Smith (1999), while building upon Foucault’s concepts of discourse, similarly
criticized his work for displacing the female subject as “passively cowed
by texts”
(p. 84), rather than as a knower and actor, actively engaged
in mediating discourses. In their latest work, which explores in detail the
relationships between mothering and schooling, Griffith and Smith (2005) explained:
We use the term discourse somewhat as Foucault does, though the notion of discourse that we work with here shifts from discourse conceived simply as forms of signification or meaning to emphasize discourse as the local practices of translocally organized social relations … people participating actively and embodied in a conversation mediated by written and printed materials. (2005, p. 34)
Along these lines, the event that opens this thesis, in which I attempt to turn an innocuous game with my daughter into a pedagogic activity, is what Griffith and Smith (2005) would name as a moment in the practice of the discourse of mothering. A key aspect of this moment, and one that is obscured in discourse analysis, is the agency of my daughter, Maya, who chooses to opt out of the game, and my own agency in choosing to explore the meaning of the moment.

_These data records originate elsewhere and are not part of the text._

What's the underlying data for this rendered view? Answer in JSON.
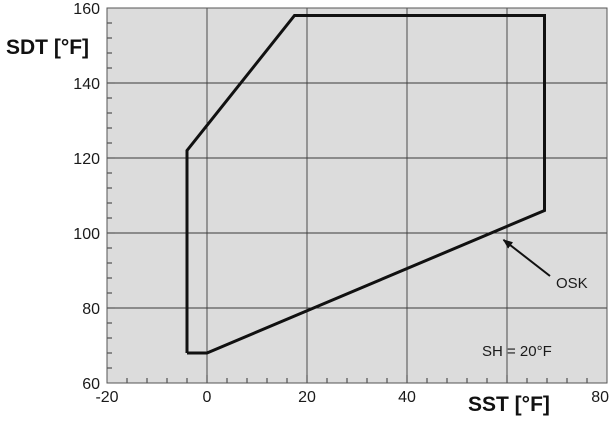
{
  "chart_data": {
    "type": "line",
    "xlabel": "SST [°F]",
    "ylabel": "SDT [°F]",
    "xlim": [
      -20,
      80
    ],
    "ylim": [
      60,
      160
    ],
    "x_ticks": [
      "-20",
      "0",
      "20",
      "40",
      "80"
    ],
    "y_ticks": [
      "60",
      "80",
      "100",
      "120",
      "140",
      "160"
    ],
    "grid": true,
    "background_color": "#dcdcdc",
    "line_color": "#111111",
    "series": [
      {
        "x": [
          -4,
          -4,
          17.5,
          67.5,
          67.5,
          0,
          -4
        ],
        "y": [
          68,
          122,
          158,
          158,
          106,
          68,
          68
        ]
      }
    ],
    "annotations": [
      {
        "text": "OSK",
        "arrow_to": [
          58.7,
          98.7
        ]
      },
      {
        "text": "SH = 20°F"
      }
    ]
  }
}
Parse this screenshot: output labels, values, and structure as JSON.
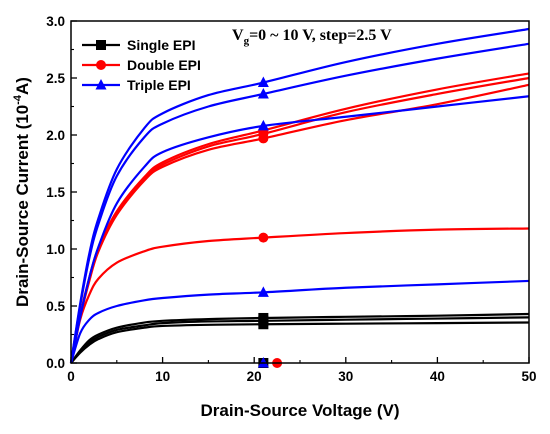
{
  "chart_data": {
    "type": "line",
    "xlabel": "Drain-Source Voltage (V)",
    "ylabel_main": "Drain-Source Current (10",
    "ylabel_exp": "-4",
    "ylabel_tail": "A)",
    "annotation_main": "V",
    "annotation_sub": "g",
    "annotation_tail": "=0 ~ 10 V, step=2.5 V",
    "xlim": [
      0,
      50
    ],
    "ylim": [
      0,
      3.0
    ],
    "xticks": [
      0,
      10,
      20,
      30,
      40,
      50
    ],
    "yticks": [
      0.0,
      0.5,
      1.0,
      1.5,
      2.0,
      2.5,
      3.0
    ],
    "legend_position": "top-left",
    "series": [
      {
        "name": "Single EPI",
        "color": "#000000",
        "marker": "square",
        "curves": [
          {
            "x": [
              0,
              1,
              2,
              3,
              5,
              8,
              10,
              15,
              21,
              30,
              40,
              50
            ],
            "y": [
              0,
              0.09,
              0.16,
              0.21,
              0.27,
              0.31,
              0.325,
              0.335,
              0.34,
              0.345,
              0.35,
              0.355
            ]
          },
          {
            "x": [
              0,
              1,
              2,
              3,
              5,
              8,
              10,
              15,
              21,
              30,
              40,
              50
            ],
            "y": [
              0,
              0.1,
              0.18,
              0.23,
              0.29,
              0.33,
              0.35,
              0.365,
              0.37,
              0.38,
              0.39,
              0.4
            ]
          },
          {
            "x": [
              0,
              1,
              2,
              3,
              5,
              8,
              10,
              15,
              21,
              30,
              40,
              50
            ],
            "y": [
              0,
              0.11,
              0.2,
              0.25,
              0.31,
              0.355,
              0.37,
              0.385,
              0.395,
              0.405,
              0.415,
              0.43
            ]
          }
        ],
        "points": [
          {
            "x": 21,
            "y": 0.0
          },
          {
            "x": 21,
            "y": 0.34
          },
          {
            "x": 21,
            "y": 0.37
          },
          {
            "x": 21,
            "y": 0.395
          }
        ]
      },
      {
        "name": "Double EPI",
        "color": "#ff0000",
        "marker": "circle",
        "curves": [
          {
            "x": [
              0,
              1,
              2,
              3,
              5,
              8,
              10,
              15,
              21,
              30,
              40,
              50
            ],
            "y": [
              0,
              0.38,
              0.6,
              0.74,
              0.88,
              0.98,
              1.02,
              1.07,
              1.1,
              1.14,
              1.17,
              1.18
            ]
          },
          {
            "x": [
              0,
              1,
              2,
              3,
              5,
              8,
              10,
              15,
              21,
              30,
              40,
              50
            ],
            "y": [
              0,
              0.4,
              0.72,
              0.98,
              1.3,
              1.6,
              1.72,
              1.87,
              1.97,
              2.13,
              2.27,
              2.44
            ]
          },
          {
            "x": [
              0,
              1,
              2,
              3,
              5,
              8,
              10,
              15,
              21,
              30,
              40,
              50
            ],
            "y": [
              0,
              0.41,
              0.73,
              0.99,
              1.31,
              1.61,
              1.74,
              1.9,
              2.01,
              2.2,
              2.36,
              2.5
            ]
          },
          {
            "x": [
              0,
              1,
              2,
              3,
              5,
              8,
              10,
              15,
              21,
              30,
              40,
              50
            ],
            "y": [
              0,
              0.42,
              0.75,
              1.01,
              1.33,
              1.63,
              1.76,
              1.92,
              2.04,
              2.23,
              2.4,
              2.54
            ]
          }
        ],
        "points": [
          {
            "x": 22.5,
            "y": 0.0
          },
          {
            "x": 21,
            "y": 1.1
          },
          {
            "x": 21,
            "y": 1.97
          },
          {
            "x": 21,
            "y": 2.01
          },
          {
            "x": 21,
            "y": 2.04
          }
        ]
      },
      {
        "name": "Triple EPI",
        "color": "#0000ff",
        "marker": "triangle",
        "curves": [
          {
            "x": [
              0,
              1,
              2,
              3,
              5,
              8,
              10,
              15,
              21,
              30,
              40,
              50
            ],
            "y": [
              0,
              0.26,
              0.38,
              0.44,
              0.5,
              0.55,
              0.57,
              0.6,
              0.62,
              0.66,
              0.69,
              0.72
            ]
          },
          {
            "x": [
              0,
              1,
              2,
              3,
              5,
              8,
              10,
              15,
              21,
              30,
              40,
              50
            ],
            "y": [
              0,
              0.4,
              0.75,
              1.02,
              1.4,
              1.72,
              1.85,
              1.98,
              2.08,
              2.16,
              2.25,
              2.34
            ]
          },
          {
            "x": [
              0,
              1,
              2,
              3,
              5,
              8,
              10,
              15,
              21,
              30,
              40,
              50
            ],
            "y": [
              0,
              0.5,
              0.92,
              1.22,
              1.64,
              1.98,
              2.1,
              2.25,
              2.36,
              2.52,
              2.67,
              2.8
            ]
          },
          {
            "x": [
              0,
              1,
              2,
              3,
              5,
              8,
              10,
              15,
              21,
              30,
              40,
              50
            ],
            "y": [
              0,
              0.52,
              0.96,
              1.27,
              1.7,
              2.06,
              2.19,
              2.35,
              2.46,
              2.64,
              2.8,
              2.93
            ]
          }
        ],
        "points": [
          {
            "x": 21,
            "y": 0.0
          },
          {
            "x": 21,
            "y": 0.62
          },
          {
            "x": 21,
            "y": 2.08
          },
          {
            "x": 21,
            "y": 2.36
          },
          {
            "x": 21,
            "y": 2.46
          }
        ]
      }
    ]
  }
}
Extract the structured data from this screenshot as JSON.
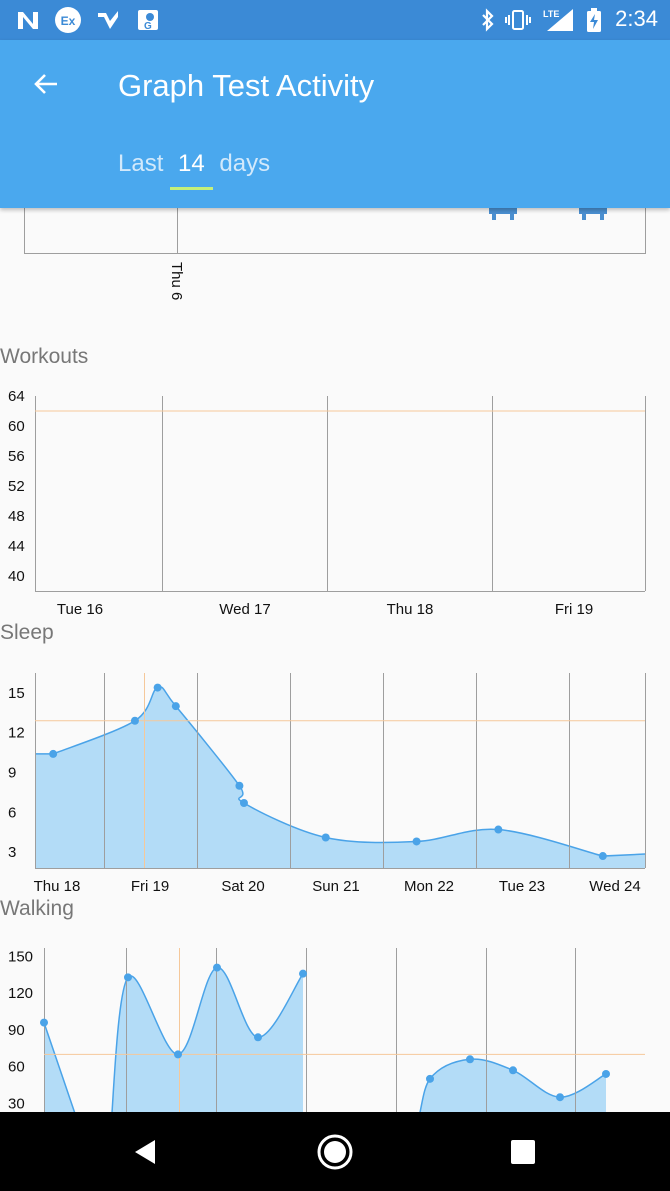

And so while we may not “cower” to mothering discourses, they do shape our relationship as mother and daughter, and indeed our respective identities as a mother orienting her daughter toward school literacy, and as a daughter wanting to make her own choices about how we spend our time together.
Thus, a common concern surrounding Foucault’s work within feminist theory is that the over-extension of social constructivist approaches has led to greater attention to the representations of motherhood than to the lived experiences of mothering, and the ways in which mothering discourses are negotiated in everyday life by women, men and children. One response to this problem can be found in what O’Reilly (2003) identifies as a distinction between the institution of motherhood and the experiences of mothering. As noted earlier, this distinction was introduced by Adrienne Rich in her ground-breaking treatise Of Woman Born (1976). For Rich, the experience of mothering refers to the multiple subjectivities associated with mothering. The institution of motherhood is characterized by dominant discourses and social practices of how “normal” mothers and families should feel and behave and is accompanied by social policies that assume and reproduce these discourses.